Accueil Politique & Société Condamné pour harcèlement sexuel, Trompille non exclu de LREM. Indignations.

Condamné pour harcèlement sexuel, Trompille non exclu de LREM. Indignations.

par Camille Saint-Cricq

Le député a été condamné aux Prud’hommes pour harcèlement sexuel et licenciement abusif d’une ex-collaboratrice. Il a simplement dû se « mettre en retrait » ce qui suscite la colère des féministes. 

Stéphane Trompille, Gilles Legendre – Wikimedia commons

Stéphane Trompille, député de la quatrième circonscription de l’Ain, a été condamné par le conseil de Prud’hommes de Bourg-en-Bresse pour harcèlement sexuel et licenciement abusif à l’encontre d’une ancienne collaboratrice parlementaire par un jugement rendu le 20 mai. L’élu a fait appel de la décision et une enquête pénale, déclenchée à son initiative pour faux témoignage est en cours car il conteste l’authenticité d’une pièce du dossier. Le Conseil de prud’hommes avait jugé que « sous couvert de plaisanteries de mauvais goût et sexistes », Stéphane Trompille avait adopté « un comportement attentatoire à la santé » de sa collaboratrice de 32 ans.

Cette condamnation suffit-elle à l’exclure du parti politique créé par le président de la République en ce quinquennat qui a fait de l’égalité femmes-hommes une grande cause nationale ? Gilles Le Gendre, président du groupe la République en marche (LREM) à l’Assemblée nationale a indiqué mardi 26 mai, lors d’un point presse, qu’il n’avait pas l’intention d’exclure le député « tant qu’une condamnation définitive n’est pas intervenue ». Cependant, « j’ai demandé à Stéphane Trompille de se mettre en retrait du groupe tant que les choses ne sont pas clarifiées et que la procédure judiciaire n’est pas allée à son terme. » a-t-il indiqué.

Une -faible- sanction qui a suscité la réprobation y compris dans les rangs de LREM. Du côté de l’opposition, Laurence Rossignol, sénatrice PS et ex-ministre en charge des Droits des femmes n’a pas hésité à taper fort : « Quand des ministres sont mis en cause dans des affaires de violences sexuelles, ils restent au gouvernement car il n’y a pas eu condamnation. Quand un député est condamné, il reste au groupe #LREM car il fait appel ! Toujours une bonne raison pour préférer les copains aux victimes. »  a-t-elle écrit dans un tweet. Et le député EELV Sergio Coronaro a souligné, pour sa part, le « deux poids deux mesures » du parti présidentiel : « Il vaut mieux être mis en examen ou condamné pour harcèlement sexuel plutôt que voter contre le budget à @LaREM_AN ! Dans le dernier cas, on est exclu. #Trompille #republiqueexemplaire »

Dans les rangs de LREM les oppositions franches à la décision de Gilles Legendre sont rares. Un tweet de la Secrétaire d’Etat à l’Egalité entre femmes et hommes a agacé certain.e.s de ses ami.e.s., le mot « définitivement » laissant penser qu’elle est favorable à la décision de Legendre. Elle a écrit : « Réaffirmons un principe: la protection des femmes fait partie de l’ADN de @enmarchefr aussi toute personne condamnée définitivement pour harcèlement sexuel ne peut, à mon sens, pas se revendiquer du mouvement. #NeRienLaisserPasser ». Les internautes, parfois membres de LREM, rappellent la lenteur des décisions de justice et les complexités de procédure qui rendent parfois la justice impossible.

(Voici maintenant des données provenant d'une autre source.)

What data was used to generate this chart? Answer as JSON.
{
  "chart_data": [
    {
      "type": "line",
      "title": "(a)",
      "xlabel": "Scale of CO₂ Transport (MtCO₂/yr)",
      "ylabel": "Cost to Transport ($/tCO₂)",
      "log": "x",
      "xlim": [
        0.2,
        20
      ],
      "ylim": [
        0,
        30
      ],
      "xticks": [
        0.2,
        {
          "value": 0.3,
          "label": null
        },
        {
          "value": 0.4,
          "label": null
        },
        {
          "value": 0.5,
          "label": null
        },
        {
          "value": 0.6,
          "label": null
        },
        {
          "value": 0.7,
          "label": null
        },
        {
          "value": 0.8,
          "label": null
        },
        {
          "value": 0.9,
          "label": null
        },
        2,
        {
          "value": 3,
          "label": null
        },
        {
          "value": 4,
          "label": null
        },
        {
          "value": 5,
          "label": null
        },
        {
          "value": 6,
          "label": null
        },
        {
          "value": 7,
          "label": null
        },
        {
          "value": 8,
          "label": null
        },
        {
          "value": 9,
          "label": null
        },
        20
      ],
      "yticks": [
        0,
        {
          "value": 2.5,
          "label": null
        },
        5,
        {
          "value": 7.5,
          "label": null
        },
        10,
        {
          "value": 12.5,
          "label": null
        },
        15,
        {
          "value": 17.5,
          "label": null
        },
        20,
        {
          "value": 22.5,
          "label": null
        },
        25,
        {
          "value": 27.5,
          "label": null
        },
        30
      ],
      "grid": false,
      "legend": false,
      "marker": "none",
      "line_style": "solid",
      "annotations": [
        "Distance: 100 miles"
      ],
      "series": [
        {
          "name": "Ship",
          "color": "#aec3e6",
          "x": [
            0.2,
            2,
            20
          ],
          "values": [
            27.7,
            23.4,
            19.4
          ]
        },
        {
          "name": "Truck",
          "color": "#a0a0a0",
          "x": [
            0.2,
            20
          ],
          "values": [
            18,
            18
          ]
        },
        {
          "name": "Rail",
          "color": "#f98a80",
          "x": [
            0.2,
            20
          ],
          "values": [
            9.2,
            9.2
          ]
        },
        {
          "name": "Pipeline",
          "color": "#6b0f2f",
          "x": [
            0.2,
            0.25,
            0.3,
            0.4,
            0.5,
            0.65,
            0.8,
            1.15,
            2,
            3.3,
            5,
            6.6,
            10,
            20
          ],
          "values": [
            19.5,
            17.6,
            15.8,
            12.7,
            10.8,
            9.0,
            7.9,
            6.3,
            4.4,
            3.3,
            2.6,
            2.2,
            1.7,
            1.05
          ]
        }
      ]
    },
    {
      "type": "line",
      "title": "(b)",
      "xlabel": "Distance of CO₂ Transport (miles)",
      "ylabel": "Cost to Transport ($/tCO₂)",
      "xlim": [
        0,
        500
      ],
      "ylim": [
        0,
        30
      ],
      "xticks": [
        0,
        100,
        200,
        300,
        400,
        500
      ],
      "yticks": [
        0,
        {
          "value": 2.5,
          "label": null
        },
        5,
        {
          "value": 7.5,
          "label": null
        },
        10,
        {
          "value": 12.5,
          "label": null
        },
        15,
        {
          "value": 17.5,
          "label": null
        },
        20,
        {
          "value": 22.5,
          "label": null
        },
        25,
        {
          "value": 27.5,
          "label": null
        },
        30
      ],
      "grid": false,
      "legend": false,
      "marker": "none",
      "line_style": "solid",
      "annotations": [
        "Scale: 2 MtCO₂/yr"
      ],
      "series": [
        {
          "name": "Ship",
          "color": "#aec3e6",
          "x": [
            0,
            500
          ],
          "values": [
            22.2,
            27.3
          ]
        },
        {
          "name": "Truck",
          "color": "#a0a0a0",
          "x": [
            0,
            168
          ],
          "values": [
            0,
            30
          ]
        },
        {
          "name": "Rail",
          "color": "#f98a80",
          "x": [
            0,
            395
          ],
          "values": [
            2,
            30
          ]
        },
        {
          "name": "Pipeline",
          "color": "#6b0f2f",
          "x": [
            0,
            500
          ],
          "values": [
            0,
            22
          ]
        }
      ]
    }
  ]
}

Mais c’est la députée LREM Laurence Vanceunebrock, qui a appelé à l’exclusion avec le plus de fermeté : «  J’affirme que, la justice ayant établi la culpabilité de @S_Trompille, notre groupe @LaREM_AN ne doit plus trembler et l’exclure de nos rangs. Ne laissons aucune place au harcelement sexuel, et respectons la douleur des victimes. » Une position qu’elle a rappelée ce mercredi matin sur FranceInfo.  Pour elle, il s’agit de défendre les droits des femmes et de préserver l’image d’un parti qui «se veut bienveillant et progressiste».

Elle est a priori la seule députée LREM a avoir signé le communiqué du collectif « Chair collaboratrice », qui lutte contre les violences sexistes et sexuelles en politique. Cosigné par 40 députés – parmi lesquels Paula Forteza et Matthieu Orphelin, les deux têtes de file du nouveau groupe Ecologie, Démocratie, Solidarité (EDS) – le texte demande au président de l’Assemblée nationale Richard Ferrand, des sanctions disciplinaires contre Stéphane Trompille et invite les groupes politiques « à prendre leurs responsabilités », à la suite de cette décision de justice.